The network has attracted veteran newsmen of a progressive bent, such as Thom Hartmann, with years of experience as a progressive commentator of American politics, who has a one-hour show four nights a week, Ed Schultz, a grizzled veteran of political battles over the years, whose nightly newscast is unlike any other I know because he not only presents the news, but hauls up opposing sides to argue with him over the meaning of the news. This reminds me of the mantra delivered by the late, great Irish journalist Claud Cockburn, who said that to hear some people talk, facts are lying around like pieces of gold, waiting to be picked up by an eager prospector.  “Such a view is evidently and dangerously naïve,” Cockburn wrote, “there are no such facts. Or if there are…they might just as well not be lying about at all until …the journalist…puts them into relation with other facts…Then they become as much a part of a pattern created by him as if he were writing a novel.” I wish Hillary Clinton could remember that calm wisdom when she is making her ridiculous Russophobic claims. An impressive presence every Saturday on RT is Chris Hedges, a man who has run the gamut of the press from his years as an international correspondent for the New York Times, to his position now as one of he leading voices in the U.S. dissenting from the current drift of politics in what he now calls the Empire.
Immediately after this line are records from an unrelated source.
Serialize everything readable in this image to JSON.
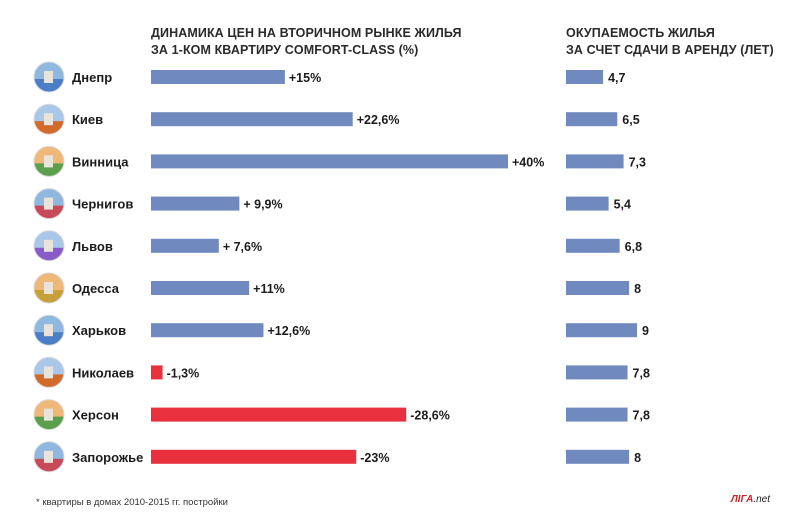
{
  "colors": {
    "positive": "#7089bf",
    "negative": "#e8303f",
    "payback": "#7089bf",
    "icon_palette": [
      "#4a7fc8",
      "#d26a2a",
      "#5aa04c",
      "#c84a5a",
      "#8a5ac8",
      "#c8a03a"
    ]
  },
  "titles": {
    "left_line1": "ДИНАМИКА ЦЕН НА ВТОРИЧНОМ РЫНКЕ ЖИЛЬЯ",
    "left_line2": "ЗА 1-КОМ КВАРТИРУ COMFORT-CLASS (%)",
    "right_line1": "ОКУПАЕМОСТЬ ЖИЛЬЯ",
    "right_line2": "ЗА СЧЕТ СДАЧИ В АРЕНДУ (ЛЕТ)"
  },
  "footnote": "* квартиры в домах 2010-2015 гг. постройки",
  "logo": {
    "brand": "ЛIГА",
    "suffix": ".net"
  },
  "chart_data": [
    {
      "type": "bar",
      "title": "ДИНАМИКА ЦЕН НА ВТОРИЧНОМ РЫНКЕ ЖИЛЬЯ ЗА 1-КОМ КВАРТИРУ COMFORT-CLASS (%)",
      "categories": [
        "Днепр",
        "Киев",
        "Винница",
        "Чернигов",
        "Львов",
        "Одесса",
        "Харьков",
        "Николаев",
        "Херсон",
        "Запорожье"
      ],
      "values": [
        15,
        22.6,
        40,
        9.9,
        7.6,
        11,
        12.6,
        -1.3,
        -28.6,
        -23
      ],
      "labels": [
        "+15%",
        "+22,6%",
        "+40%",
        "+ 9,9%",
        "+ 7,6%",
        "+11%",
        "+12,6%",
        "-1,3%",
        "-28,6%",
        "-23%"
      ],
      "orientation": "horizontal",
      "grid": false
    },
    {
      "type": "bar",
      "title": "ОКУПАЕМОСТЬ ЖИЛЬЯ ЗА СЧЕТ СДАЧИ В АРЕНДУ (ЛЕТ)",
      "categories": [
        "Днепр",
        "Киев",
        "Винница",
        "Чернигов",
        "Львов",
        "Одесса",
        "Харьков",
        "Николаев",
        "Херсон",
        "Запорожье"
      ],
      "values": [
        4.7,
        6.5,
        7.3,
        5.4,
        6.8,
        8,
        9,
        7.8,
        7.8,
        8
      ],
      "labels": [
        "4,7",
        "6,5",
        "7,3",
        "5,4",
        "6,8",
        "8",
        "9",
        "7,8",
        "7,8",
        "8"
      ],
      "orientation": "horizontal",
      "grid": false
    }
  ]
}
RT even has a kind of echo of Jon Stewart’s mocking but pertinent attitude towards the news in Lee Camp, who runs an amusing  programme called Redacted Tonight, and they have in Gayane Chichakyan, an apparently fearless examiner of senior U.S. spokespersons in Washington. Overseeing a programme called Watching the Hawks --- “the chickenhawks and the warhawks” --- is a young man called Tyrel Ventura, the son of Jesse Ventura, the wrestler who became governor of Minnesota, and this young man, like his father, is compulsively watchable. There is even a half-hour interview programme by Larry King, that workaholic veteran who it seems can never stop talking.
In Britain, too, RT has established a lively critique of national politics, and that must surely have something to do with the decision of RT’s bank to close down all the network’s bank accounts in the country. If that should drive them off the air, then the loss is entirely that of television watchers especially those who appreciate a wide range of views, even those  that are regarded as unacceptable by the entrenched establishment who seem nowadays to have things more and more their own way.